Ceramic bowl viewed from above, with a cream ground and bold cobalt blue painted decoration: six large petal forms radiating from a central hexagonal medallion with a wheel motif and hatched triangles.
Ceramic bowl with white ground and cobalt blue underglaze decoration, viewed from above; interior features a large stylized rosette of rounded petals surrounding a six-pointed star with hatched triangles and a circular medallion at center.

Unknown, Bowl, 9th century, Los Angeles County Museum of Art, The Nasli M. Heeramaneck Collection, gift of Joan Palevsky, photo © Museum Associates/LACMA

Title
Bowl
Place Made
Iraq
Date Made
9th century
Medium
Earthenware, painted in blue on an opaque white glaze
Dimensions
2 1/2 x 8 in. (6.35 x 20.32 cm)
Credit Line
The Nasli M. Heeramaneck Collection, gift of Joan Palevsky
Accession Number
M.73.5.133
Classification
Ceramics
Collecting Area
Art of the Middle East: Islamic
Curatorial Notes

Finely glazed pottery first became a significant form of Islamic art around the first decades of the ninth century, as demonstrated by this handsome bowl. It is only in the early ‘Abbasid era (c. 9th10th centuries) that well-made wares with complex glazing techniques proliferated in Iraq, in the southern city of Basra, spreading rapidly throughout the empire. At around the same time, Chinese wares were exported westward to the lands of the ‘Abbasid caliphate, as documented by excavations on land and under the sea, as well as references in textual accounts. The driver of these two markets was the recent and burgeoning interest in cuisine and fine dining as exemplified by the court in Baghdad.

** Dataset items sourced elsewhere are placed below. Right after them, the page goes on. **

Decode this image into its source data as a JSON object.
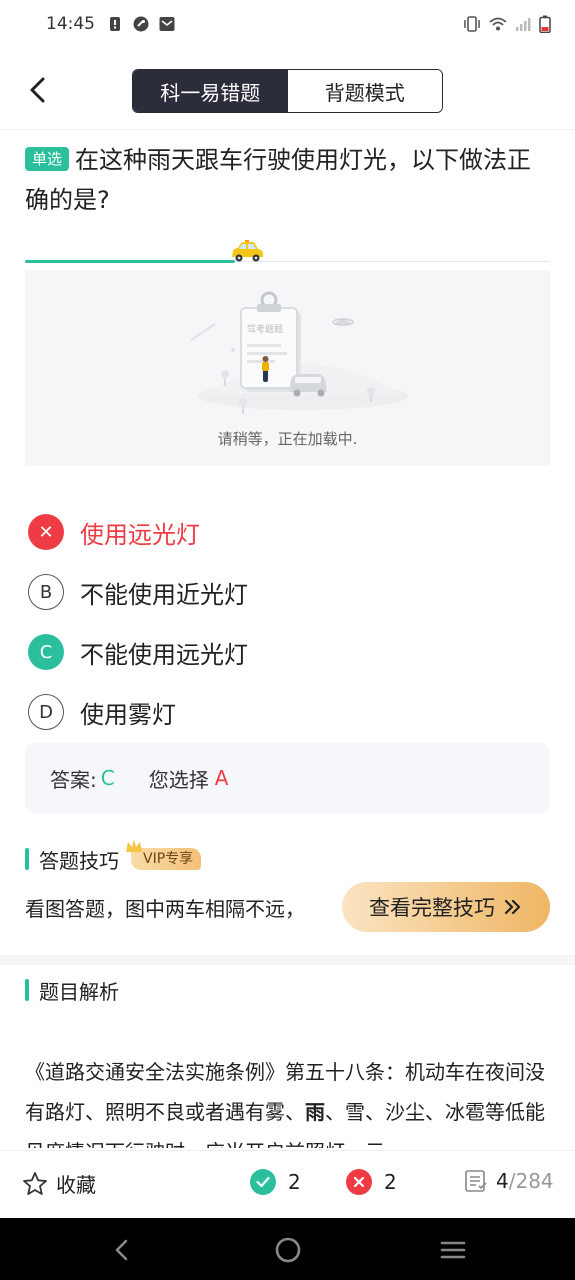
{
  "status_bar": {
    "time": "14:45",
    "left_icons": [
      "alert-icon",
      "settings-circle-icon",
      "mail-icon"
    ],
    "right_icons": [
      "vibrate-icon",
      "wifi-icon",
      "signal-icon",
      "battery-icon"
    ]
  },
  "nav": {
    "back_icon": "chevron-left-icon",
    "tabs": [
      {
        "label": "科一易错题",
        "active": true
      },
      {
        "label": "背题模式",
        "active": false
      }
    ]
  },
  "question": {
    "type_badge": "单选",
    "text": "在这种雨天跟车行驶使用灯光，以下做法正确的是?",
    "progress_fraction": 0.4
  },
  "image": {
    "loading_text": "请稍等，正在加载中.",
    "placeholder_label": "驾考题题"
  },
  "options": [
    {
      "mark": "✕",
      "text": "使用远光灯",
      "state": "wrong"
    },
    {
      "mark": "B",
      "text": "不能使用近光灯",
      "state": "plain"
    },
    {
      "mark": "C",
      "text": "不能使用远光灯",
      "state": "correct"
    },
    {
      "mark": "D",
      "text": "使用雾灯",
      "state": "plain"
    }
  ],
  "answer": {
    "label": "答案:",
    "correct": "C",
    "yours_label": "您选择",
    "yours": "A"
  },
  "tips": {
    "title": "答题技巧",
    "vip_badge": "VIP专享",
    "text": "看图答题，图中两车相隔不远，",
    "button_label": "查看完整技巧",
    "button_icon": "double-chevron-right-icon"
  },
  "analysis": {
    "title": "题目解析",
    "text_before": "《道路交通安全法实施条例》第五十八条：机动车在夜间没有路灯、照明不良或者遇有雾、",
    "text_bold": "雨",
    "text_after": "、雪、沙尘、冰雹等低能见度情况下行驶时，应当开启前照灯、示"
  },
  "bottom_bar": {
    "favorite_label": "收藏",
    "correct_count": "2",
    "wrong_count": "2",
    "current": "4",
    "total": "/284"
  },
  "colors": {
    "accent": "#2bbf9e",
    "error": "#ef3b43",
    "dark": "#2b2d3a",
    "vip_gold": "#efb664"
  }
}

When motivated by culinary etiquette, it is easy to appreciate the predilection for the clean, hard white surface of imported Chinese stoneware and porcelain, but Basran wares, such as this bowl, should not be understood as poor substitutes. They are original and technically advanced achievements in ceramic art in which low-fired earthenware was covered with an opaque white glaze approximating the whiteness of high-fired stoneware and porcelain. Rather than being content with mere imitations, Iraqi potters must have seen the white surface as a potential canvas on which to paint bold cobalt-blue designs—abstract and floral patterns as well as difficult to decipher Arabic inscriptions—which were then fixed in a single firing.

2024

Selected Bibliography
  • Hess, Catherine. The Arts of Fire: Islamic Influences on Glass and Ceramics of the Italian Renaissance. Los Angeles: J. Paul Getty Trust, 2004.
  • Komaroff, Linda. Islamic Art at the Los Angeles County Museum of Art. Los Angeles: Museum Associates, 2005.
  • Lo Terrenal y lo Divino: Arte Islámico siglos VII al XIX Colección del Museo de Arte del Condado de Los Ángeles. Santiago: Centro Cultural La Moneda, 2015.